Are these functions correct?


(David Rutten) #1

I’m working on a visual programming platform which uses and re-exposes a bunch of MathNet functionality as part of the standard toolkit. I state this merely to indicate I’m not solving specific problems at this point, but just trying to figure out what parts of MathNet would be useful for my own users to have access to.

As part of my test project I’ve started generating graphs of various functions and some of them look nothing like the other examples I see online. Specifically the various kinds of Bessel functions don’t have that wavy character like the graphics on Wikipedia show.

For example here’s Second kind, order=0, exponential:

The DiGamma inverse also doesn’t look at all like the inverse of the DiGamma results.

I’ll be the first to admit I don’t know what one would use these functions for, and maybe I’m just not looking at them right. Here’s a collection of the graphs my test project is outputting, in case someone wants to have a look.


(Peter Vanderwaart) #2

I can’t help you but (1) I was able to reproduce your result above for BesselK0e, (2) the graph of BesselK0 does not agree with Wikipedia, and (3) it’s hard to reconcile the results of BesselK0e with those of BesselK0.


(Peter Vanderwaart) #3

It looks like BesselK0 is the Modified Bessel Function. Compare to Figure 4.4 in the pdf found here. The documentation does say “modified Bessel function.”

The Modified Bessel Functions are very different of the Bessel Functions, not just an alternate representation. It’s explained fairly clearly in the material at the link.


(David Rutten) #4

Indeed, seems like it was right all along (except maybe for the exponential versions, I’m still not sure whether that discontinuity at x=2 should be there). Thanks for looking into it.


(Peter Vanderwaart) #5

I saw a reference to using one approximation for (0,x) and second model for (x,infinity) for some x. I think that’s what is causing the discontinuity: two models that don’t agree exactly at the cutoff point.


(David Rutten) #6

Here’s a Bessel First Kind order=n implementation that seems to work:

private static double BesselFirstKind(int alpha, double x)
{
  if (alpha < 0)
    throw new ArgumentException(nameof(alpha) + " must be strictly positive.");

  double sum = 0.0;
  for (int m = 0; m < 1000; m++)
  {
    BigInteger gamma = Factorial(m + alpha);
    BigInteger factorial = Factorial(m);

    double denominator = (double)(gamma * factorial);
    if (double.IsInfinity(denominator))
      break;

    double firstPart = m.IsEven() ?
      +1.0 / denominator :
      -1.0 / denominator;

    double secondPart = Math.Pow(0.5 * x, 2 * m + alpha);
    double newSum = sum + (firstPart * secondPart);
    ulong proximity = sum.NumbersBetween(newSum);
    double accuracy = Math.Abs(sum - newSum);
    sum = newSum;

    if (proximity < 3 || accuracy < 1e-64)
      break;
  }

  return sum;
}


(David Rutten) #7

Yeah never mind it seeming to work.
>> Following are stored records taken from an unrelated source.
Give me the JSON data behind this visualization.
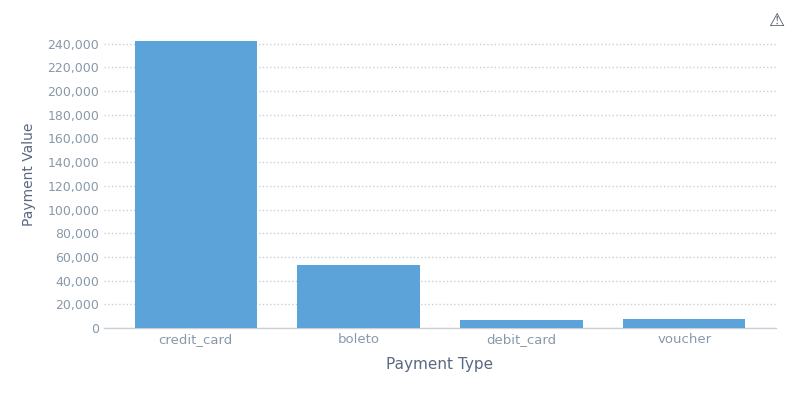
{
  "categories": [
    "credit_card",
    "boleto",
    "debit_card",
    "voucher"
  ],
  "values": [
    242000,
    53000,
    7000,
    7500
  ],
  "bar_color": "#5ba3d9",
  "xlabel": "Payment Type",
  "ylabel": "Payment Value",
  "ylim": [
    0,
    260000
  ],
  "yticks": [
    0,
    20000,
    40000,
    60000,
    80000,
    100000,
    120000,
    140000,
    160000,
    180000,
    200000,
    220000,
    240000
  ],
  "background_color": "#ffffff",
  "grid_color": "#c8d0d8",
  "tick_label_color": "#8899aa",
  "axis_label_color": "#5a6880",
  "xlabel_fontsize": 11,
  "ylabel_fontsize": 10,
  "bar_width": 0.75
}
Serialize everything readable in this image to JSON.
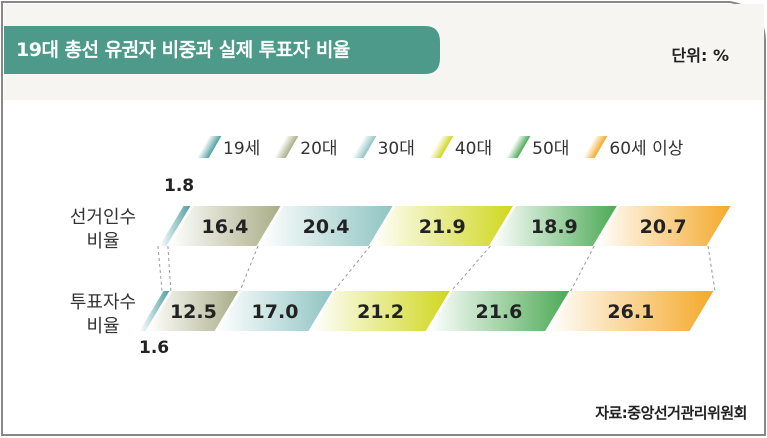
{
  "title": "19대 총선 유권자 비중과 실제 투표자 비율",
  "unit_label": "단위: %",
  "source_label": "자료:중앙선거관리위원회",
  "chart_data": {
    "type": "bar",
    "stacked": true,
    "orientation": "horizontal",
    "categories": [
      "선거인수 비율",
      "투표자수 비율"
    ],
    "series": [
      {
        "name": "19세",
        "values": [
          1.8,
          1.6
        ],
        "color": "#4e9fa0"
      },
      {
        "name": "20대",
        "values": [
          16.4,
          12.5
        ],
        "color": "#a9ad86"
      },
      {
        "name": "30대",
        "values": [
          20.4,
          17.0
        ],
        "color": "#8fc4c2"
      },
      {
        "name": "40대",
        "values": [
          21.9,
          21.2
        ],
        "color": "#cfd71c"
      },
      {
        "name": "50대",
        "values": [
          18.9,
          21.6
        ],
        "color": "#4caa55"
      },
      {
        "name": "60세 이상",
        "values": [
          20.7,
          26.1
        ],
        "color": "#f4a92a"
      }
    ],
    "xlim": [
      0,
      100
    ],
    "legend_position": "top"
  },
  "row_labels": [
    [
      "선거인수",
      "비율"
    ],
    [
      "투표자수",
      "비율"
    ]
  ]
}
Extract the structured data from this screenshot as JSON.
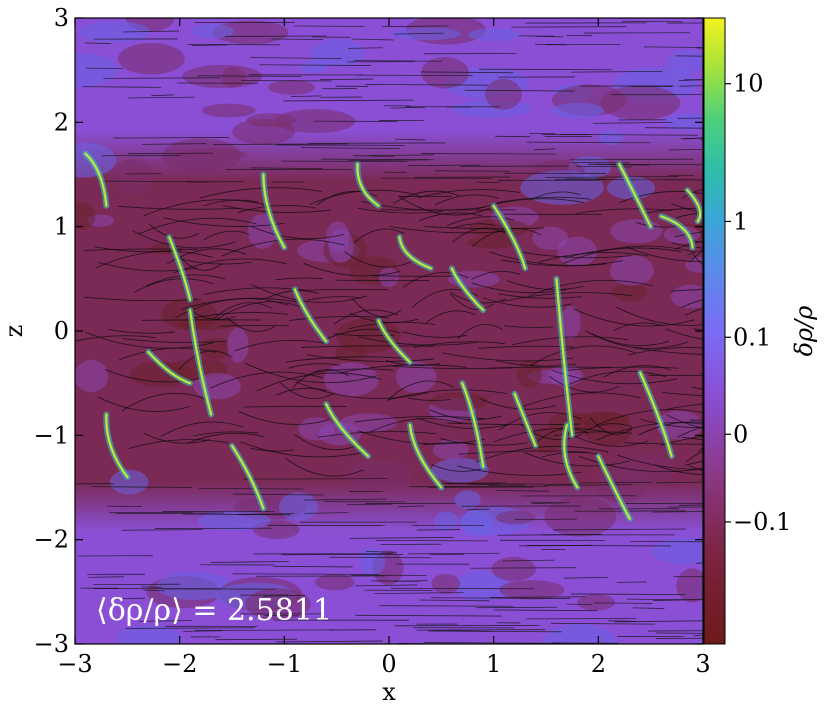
{
  "chart_data": {
    "type": "heatmap",
    "title": "",
    "xlabel": "x",
    "ylabel": "z",
    "xlim": [
      -3,
      3
    ],
    "ylim": [
      -3,
      3
    ],
    "xticks": [
      -3,
      -2,
      -1,
      0,
      1,
      2,
      3
    ],
    "xtick_labels": [
      "−3",
      "−2",
      "−1",
      "0",
      "1",
      "2",
      "3"
    ],
    "yticks": [
      -3,
      -2,
      -1,
      0,
      1,
      2,
      3
    ],
    "ytick_labels": [
      "−3",
      "−2",
      "−1",
      "0",
      "1",
      "2",
      "3"
    ],
    "grid": false,
    "annotation": "⟨δρ/ρ⟩ = 2.5811",
    "colorbar": {
      "label": "δρ/ρ",
      "scale": "symlog",
      "ticks": [
        -0.1,
        0,
        0.1,
        1,
        10
      ],
      "tick_labels": [
        "−0.1",
        "0",
        "0.1",
        "1",
        "10"
      ],
      "cmap": [
        "#6e1a1a",
        "#8b3a8c",
        "#8a4fd4",
        "#7a6cf5",
        "#5a8ce8",
        "#3aa6d6",
        "#2fbea8",
        "#4fd07a",
        "#a5e23c",
        "#f2f31e"
      ]
    },
    "field_description": "density perturbation with overlaid streamlines; dense band |z|<~1.3 with negative values, filaments of high values, weak field lines outside"
  },
  "colors": {
    "low": "#6e1a1a",
    "background_purple": "#8a4fd4",
    "filament": "#b8e83a",
    "filament_cyan": "#33c0b0",
    "streamline": "#000000"
  }
}
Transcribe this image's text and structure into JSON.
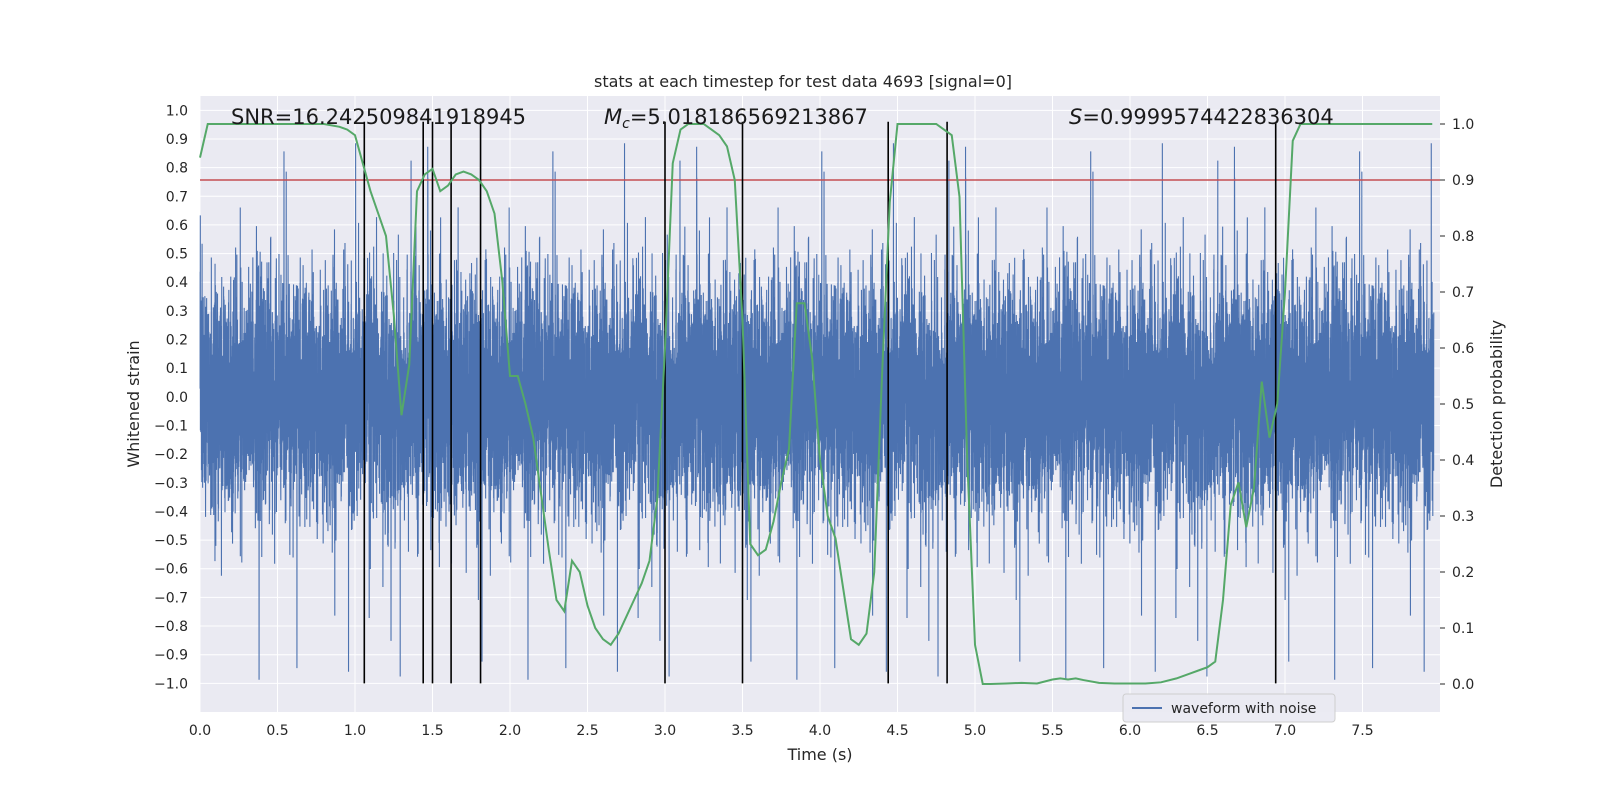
{
  "chart_data": {
    "type": "line",
    "title": "stats at each timestep for test data 4693 [signal=0]",
    "xlabel": "Time (s)",
    "ylabel": "Whitened strain",
    "ylabel_right": "Detection probability",
    "xlim": [
      0.0,
      8.0
    ],
    "ylim": [
      -1.1,
      1.05
    ],
    "ylim_right": [
      -0.05,
      1.05
    ],
    "x_ticks": [
      0.0,
      0.5,
      1.0,
      1.5,
      2.0,
      2.5,
      3.0,
      3.5,
      4.0,
      4.5,
      5.0,
      5.5,
      6.0,
      6.5,
      7.0,
      7.5
    ],
    "x_tick_labels": [
      "0.0",
      "0.5",
      "1.0",
      "1.5",
      "2.0",
      "2.5",
      "3.0",
      "3.5",
      "4.0",
      "4.5",
      "5.0",
      "5.5",
      "6.0",
      "6.5",
      "7.0",
      "7.5"
    ],
    "y_ticks": [
      1.0,
      0.9,
      0.8,
      0.7,
      0.6,
      0.5,
      0.4,
      0.3,
      0.2,
      0.1,
      0.0,
      -0.1,
      -0.2,
      -0.3,
      -0.4,
      -0.5,
      -0.6,
      -0.7,
      -0.8,
      -0.9,
      -1.0
    ],
    "y_tick_labels": [
      "1.0",
      "0.9",
      "0.8",
      "0.7",
      "0.6",
      "0.5",
      "0.4",
      "0.3",
      "0.2",
      "0.1",
      "0.0",
      "−0.1",
      "−0.2",
      "−0.3",
      "−0.4",
      "−0.5",
      "−0.6",
      "−0.7",
      "−0.8",
      "−0.9",
      "−1.0"
    ],
    "y_right_ticks": [
      1.0,
      0.9,
      0.8,
      0.7,
      0.6,
      0.5,
      0.4,
      0.3,
      0.2,
      0.1,
      0.0
    ],
    "y_right_tick_labels": [
      "1.0",
      "0.9",
      "0.8",
      "0.7",
      "0.6",
      "0.5",
      "0.4",
      "0.3",
      "0.2",
      "0.1",
      "0.0"
    ],
    "annotations": {
      "snr": "SNR=16.242509841918945",
      "mc_symbol": "M",
      "mc_sub": "c",
      "mc_value": "=5.018186569213867",
      "s_symbol": "S",
      "s_value": "=0.9999574422836304"
    },
    "legend": {
      "label": "waveform with noise",
      "location": "lower right"
    },
    "threshold": {
      "value": 0.9,
      "axis": "right",
      "color": "#c44e52"
    },
    "vertical_lines": [
      1.06,
      1.44,
      1.5,
      1.62,
      1.81,
      3.0,
      3.5,
      4.44,
      4.82,
      6.94
    ],
    "vertical_line_range": [
      -1.0,
      0.96
    ],
    "detection_probability": {
      "color": "#55a868",
      "x": [
        0.0,
        0.05,
        0.1,
        0.2,
        0.4,
        0.6,
        0.8,
        0.9,
        0.95,
        1.0,
        1.05,
        1.1,
        1.15,
        1.2,
        1.25,
        1.3,
        1.35,
        1.4,
        1.45,
        1.5,
        1.55,
        1.6,
        1.65,
        1.7,
        1.75,
        1.8,
        1.85,
        1.9,
        1.95,
        2.0,
        2.05,
        2.1,
        2.15,
        2.2,
        2.25,
        2.3,
        2.35,
        2.4,
        2.45,
        2.5,
        2.55,
        2.6,
        2.65,
        2.7,
        2.75,
        2.8,
        2.85,
        2.9,
        2.95,
        3.0,
        3.05,
        3.1,
        3.15,
        3.2,
        3.25,
        3.3,
        3.35,
        3.4,
        3.45,
        3.5,
        3.55,
        3.6,
        3.65,
        3.7,
        3.75,
        3.8,
        3.85,
        3.9,
        3.95,
        4.0,
        4.05,
        4.1,
        4.15,
        4.2,
        4.25,
        4.3,
        4.35,
        4.4,
        4.45,
        4.5,
        4.55,
        4.6,
        4.65,
        4.7,
        4.75,
        4.8,
        4.85,
        4.9,
        4.95,
        5.0,
        5.05,
        5.1,
        5.2,
        5.3,
        5.4,
        5.5,
        5.55,
        5.6,
        5.65,
        5.7,
        5.8,
        5.9,
        6.0,
        6.1,
        6.2,
        6.3,
        6.4,
        6.45,
        6.5,
        6.55,
        6.6,
        6.65,
        6.7,
        6.75,
        6.8,
        6.85,
        6.9,
        6.95,
        7.0,
        7.05,
        7.1,
        7.2,
        7.4,
        7.6,
        7.8,
        7.95
      ],
      "y": [
        0.94,
        1.0,
        1.0,
        1.0,
        1.0,
        1.0,
        1.0,
        0.995,
        0.99,
        0.98,
        0.93,
        0.88,
        0.84,
        0.8,
        0.66,
        0.48,
        0.57,
        0.88,
        0.91,
        0.92,
        0.88,
        0.89,
        0.91,
        0.915,
        0.91,
        0.9,
        0.88,
        0.84,
        0.72,
        0.55,
        0.55,
        0.5,
        0.44,
        0.34,
        0.24,
        0.15,
        0.13,
        0.22,
        0.2,
        0.14,
        0.1,
        0.08,
        0.07,
        0.09,
        0.12,
        0.15,
        0.18,
        0.22,
        0.33,
        0.6,
        0.93,
        0.99,
        1.0,
        1.0,
        1.0,
        0.99,
        0.98,
        0.96,
        0.9,
        0.65,
        0.25,
        0.23,
        0.24,
        0.29,
        0.36,
        0.42,
        0.68,
        0.68,
        0.58,
        0.4,
        0.3,
        0.26,
        0.17,
        0.08,
        0.07,
        0.09,
        0.2,
        0.55,
        0.86,
        1.0,
        1.0,
        1.0,
        1.0,
        1.0,
        1.0,
        0.99,
        0.98,
        0.87,
        0.4,
        0.07,
        0.0,
        0.0,
        0.001,
        0.002,
        0.001,
        0.008,
        0.01,
        0.008,
        0.01,
        0.007,
        0.002,
        0.001,
        0.001,
        0.001,
        0.003,
        0.01,
        0.02,
        0.025,
        0.03,
        0.04,
        0.15,
        0.32,
        0.36,
        0.28,
        0.35,
        0.54,
        0.44,
        0.5,
        0.7,
        0.97,
        1.0,
        1.0,
        1.0,
        1.0,
        1.0,
        1.0
      ]
    },
    "series": [
      {
        "name": "waveform with noise",
        "color": "#4c72b0",
        "description": "whitened strain noise, 8 s at ~2048 samples/s",
        "x_range": [
          0.0,
          7.96
        ],
        "typical_amplitude": 0.3,
        "peak_positive": 0.94,
        "peak_negative": -0.99
      }
    ]
  }
}
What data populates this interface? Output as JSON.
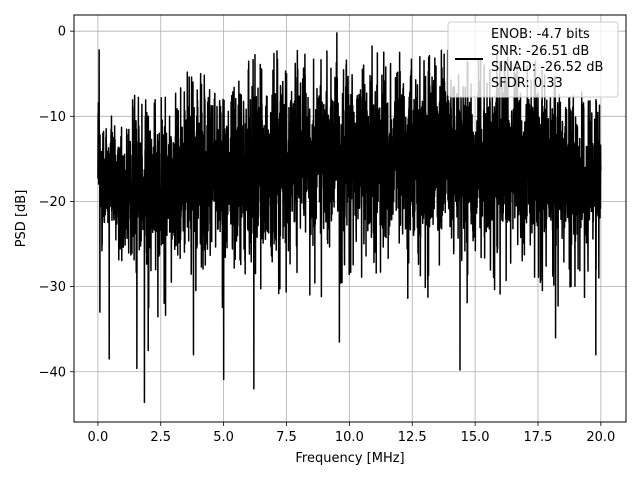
{
  "chart_data": {
    "type": "line",
    "title": "",
    "xlabel": "Frequency [MHz]",
    "ylabel": "PSD [dB]",
    "xlim": [
      -0.95,
      21.0
    ],
    "ylim": [
      -45.9,
      1.9
    ],
    "grid": true,
    "xticks": [
      0.0,
      2.5,
      5.0,
      7.5,
      10.0,
      12.5,
      15.0,
      17.5,
      20.0
    ],
    "xtick_labels": [
      "0.0",
      "2.5",
      "5.0",
      "7.5",
      "10.0",
      "12.5",
      "15.0",
      "17.5",
      "20.0"
    ],
    "yticks": [
      0,
      -10,
      -20,
      -30,
      -40
    ],
    "ytick_labels": [
      "0",
      "−10",
      "−20",
      "−30",
      "−40"
    ],
    "legend": {
      "placement": "top-right",
      "lines": [
        "ENOB: -4.7 bits",
        "SNR: -26.51 dB",
        "SINAD: -26.52 dB",
        "SFDR: 0.33"
      ]
    },
    "series": [
      {
        "color": "#000000",
        "x_range": [
          0.0,
          20.0
        ],
        "points": 4000,
        "envelope": {
          "x": [
            0.0,
            0.05,
            0.1,
            1.0,
            2.5,
            5.0,
            7.5,
            10.0,
            12.5,
            15.0,
            17.5,
            19.9,
            20.0
          ],
          "upper": [
            -2.2,
            -8.0,
            -8.5,
            -9.5,
            -8.0,
            -5.0,
            -4.0,
            -3.5,
            -3.5,
            -4.5,
            -5.0,
            -9.0,
            -10.0
          ],
          "lower": [
            -19.0,
            -22.0,
            -25.0,
            -28.0,
            -28.0,
            -27.0,
            -26.0,
            -25.0,
            -26.0,
            -26.0,
            -26.0,
            -27.0,
            -20.0
          ]
        },
        "notable_points": [
          {
            "x": 0.05,
            "y": -2.2
          },
          {
            "x": 0.08,
            "y": -33.0
          },
          {
            "x": 0.45,
            "y": -38.5
          },
          {
            "x": 1.55,
            "y": -39.6
          },
          {
            "x": 1.85,
            "y": -43.6
          },
          {
            "x": 2.0,
            "y": -37.5
          },
          {
            "x": 3.8,
            "y": -38.0
          },
          {
            "x": 5.0,
            "y": -40.9
          },
          {
            "x": 6.2,
            "y": -42.0
          },
          {
            "x": 9.6,
            "y": -36.5
          },
          {
            "x": 9.5,
            "y": -0.2
          },
          {
            "x": 14.4,
            "y": -39.8
          },
          {
            "x": 18.2,
            "y": -36.0
          },
          {
            "x": 19.8,
            "y": -38.0
          }
        ]
      }
    ]
  }
}
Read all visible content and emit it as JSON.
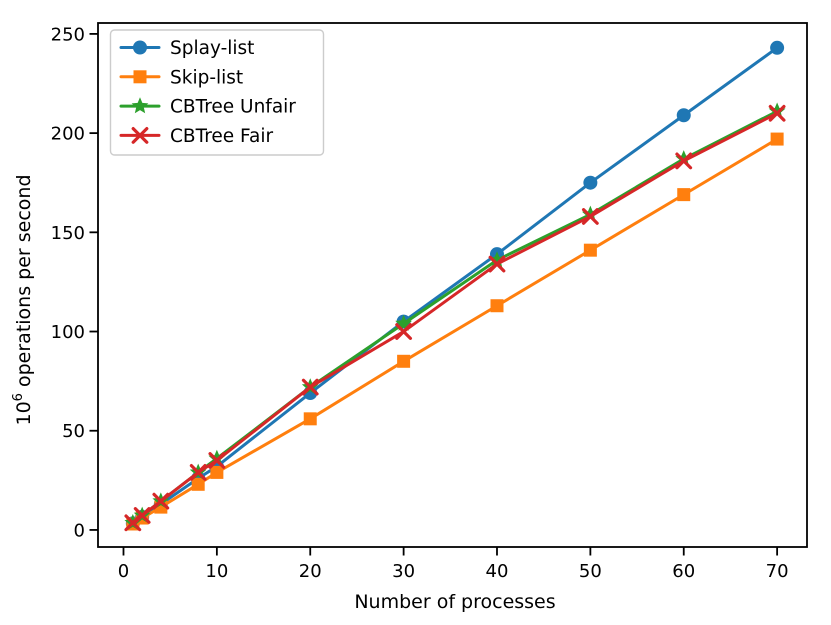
{
  "chart_data": {
    "type": "line",
    "title": "",
    "xlabel": "Number of processes",
    "ylabel_base": "10",
    "ylabel_sup": "6",
    "ylabel_rest": " operations per second",
    "grid": false,
    "legend_position": "upper-left",
    "xlim": [
      -2.73,
      73.2
    ],
    "ylim": [
      -8.6,
      255.5
    ],
    "xticks": [
      0,
      10,
      20,
      30,
      40,
      50,
      60,
      70
    ],
    "yticks": [
      0,
      50,
      100,
      150,
      200,
      250
    ],
    "x": [
      1,
      2,
      4,
      8,
      10,
      20,
      30,
      40,
      50,
      60,
      70
    ],
    "series": [
      {
        "name": "Splay-list",
        "color": "#1f77b4",
        "marker": "circle",
        "values": [
          3.3,
          6.6,
          13,
          26,
          32,
          69,
          105,
          139,
          175,
          209,
          243
        ]
      },
      {
        "name": "Skip-list",
        "color": "#ff7f0e",
        "marker": "square",
        "values": [
          3,
          6,
          11.5,
          23,
          29,
          56,
          85,
          113,
          141,
          169,
          197
        ]
      },
      {
        "name": "CBTree Unfair",
        "color": "#2ca02c",
        "marker": "star",
        "values": [
          3.6,
          7.3,
          14.5,
          29,
          36,
          72,
          104,
          136,
          159,
          187,
          211
        ]
      },
      {
        "name": "CBTree Fair",
        "color": "#d62728",
        "marker": "x",
        "values": [
          3.6,
          7.3,
          14.5,
          29,
          35,
          72,
          100,
          134,
          158,
          186,
          210
        ]
      }
    ],
    "axis_color": "#000000",
    "legend_border_color": "#cccccc",
    "legend_bg_color": "#ffffff"
  }
}
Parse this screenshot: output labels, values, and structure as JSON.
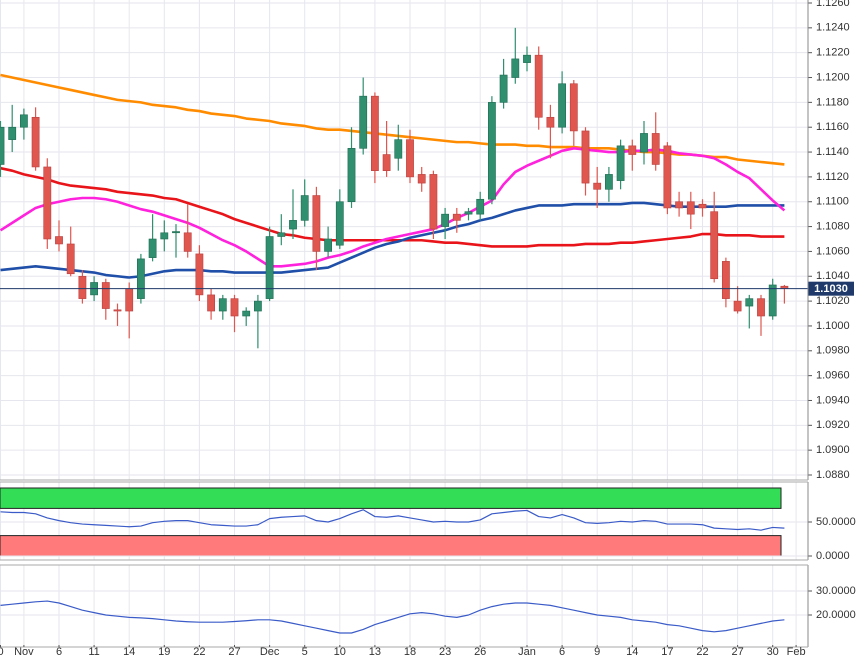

Only within a very limited domain…

Apologies for keeping on amending these posts. I’ve now settled on the following, which is an approximate solution but does not suffer from the same numeric instability:

public static double BesselFirstKindIntegral(int order, double x)
{
  if (order < 0)
    throw new ArgumentException(nameof(order) + " may not be negative.");

  double samplingAccuracy = _besselSamples[1] - _besselSamples[0];

  double integral = 0.0;
  for (int i = 0; i < _besselSamples.Length - 1; i++)
  {
    double t = _besselSamples[i];
    double y = Math.Cos((order * t) - x * Math.Sin(t));
    integral += y * samplingAccuracy;
  }

  return OnePiInverse * integral;
}
private static readonly double[] _besselSamples = (0.0).ArrayTo(OnePi, 1000);

(Peter Vanderwaart) #8

FWIW, you can use the functions in Numerics.Integration to get a more sophisticated method of integration without much trouble. For example:

public double BesselOne(int order, double x)
        {
            var f0 = new Func<int, double, double, double>((o, v, t) => Math.Cos(o * t - v * Math.Sin(t)));  // integrand
            double sum = NewtonCotesTrapeziumRule.IntegrateComposite(t => f0(order, x, t), 0.0, Math.PI, 250);

            return sum / Math.PI;
        }

I think that no matter what you do, it’s going to go wonky at for some large enough value of order or x, so test it to be sure it’s working in the desired range.